Thickness Dependent Carrier Density at the Surface of SrTiO3 (111) Slabs

TL;DR

This study uses density functional theory to explore how the surface electronic structure and stability of SrTiO3 (111) slabs depend on thickness, revealing conditions for 2DEG formation and potential for device applications.

Contribution

It demonstrates the thickness-dependent formation of 2DEG on Ti-terminated SrTiO3 (111) surfaces and analyzes stability conditions for experimental realization.

Findings

Ti-terminated slabs can host a 2DEG.

Carrier density varies strongly with thickness.
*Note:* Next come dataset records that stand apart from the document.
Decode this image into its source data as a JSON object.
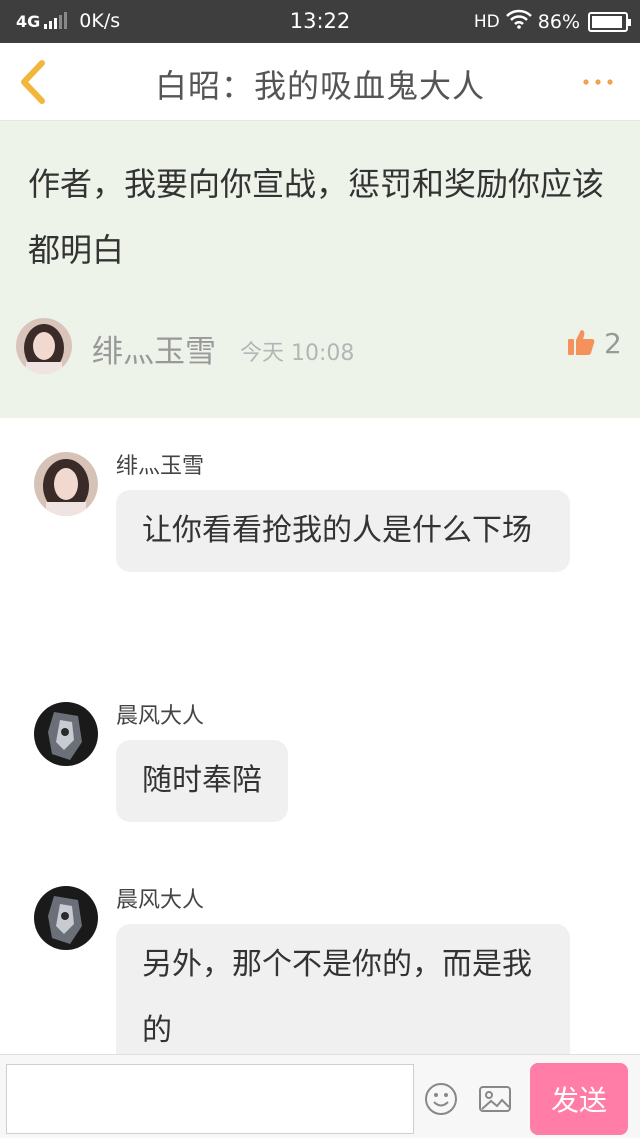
{
  "status_bar": {
    "network": "4G",
    "speed": "0K/s",
    "time": "13:22",
    "hd": "HD",
    "battery": "86%"
  },
  "header": {
    "title": "白昭：我的吸血鬼大人",
    "back_icon": "chevron-left-icon",
    "more_icon": "more-dots-icon",
    "accent_color": "#f2b63c"
  },
  "post": {
    "content": "作者，我要向你宣战，惩罚和奖励你应该都明白",
    "author": "绯灬玉雪",
    "time": "今天 10:08",
    "likes": "2",
    "background": "#eef3ea"
  },
  "comments": [
    {
      "author": "绯灬玉雪",
      "text": "让你看看抢我的人是什么下场",
      "avatar": "girl-avatar"
    },
    {
      "author": "晨风大人",
      "text": "随时奉陪",
      "avatar": "dark-avatar"
    },
    {
      "author": "晨风大人",
      "text": "另外，那个不是你的，而是我的",
      "avatar": "dark-avatar"
    }
  ],
  "input_bar": {
    "placeholder": "",
    "send_label": "发送",
    "send_color": "#ff7da6"
  }
}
Surface stability favors Ti termination with oxygen atoms.

Abstract

We investigate the surface electronic structure and thermodynamic stability of the SrTiO3 (111) slabs using density functional theory. We observe that, for Ti-terminated slabs it is indeed possible to create a two-dimensional electron gas (2DEG). However, the carrier density of the 2DEG displays a strong thickness dependence due to the competition between electronic reconstruction and polar distortions. As expected, having a surface oxygen atom at the Ti termination can stabilize the system, eliminating any electronic reconstruction, thereby making the system insulating. An analysis of the surface thermodynamic stability suggests that the Ti terminated (111) surface should be experimentally realizable. This surface may be useful for exploring the behavior of electrons in oxide (111) interfaces and may have implications for modern device applications.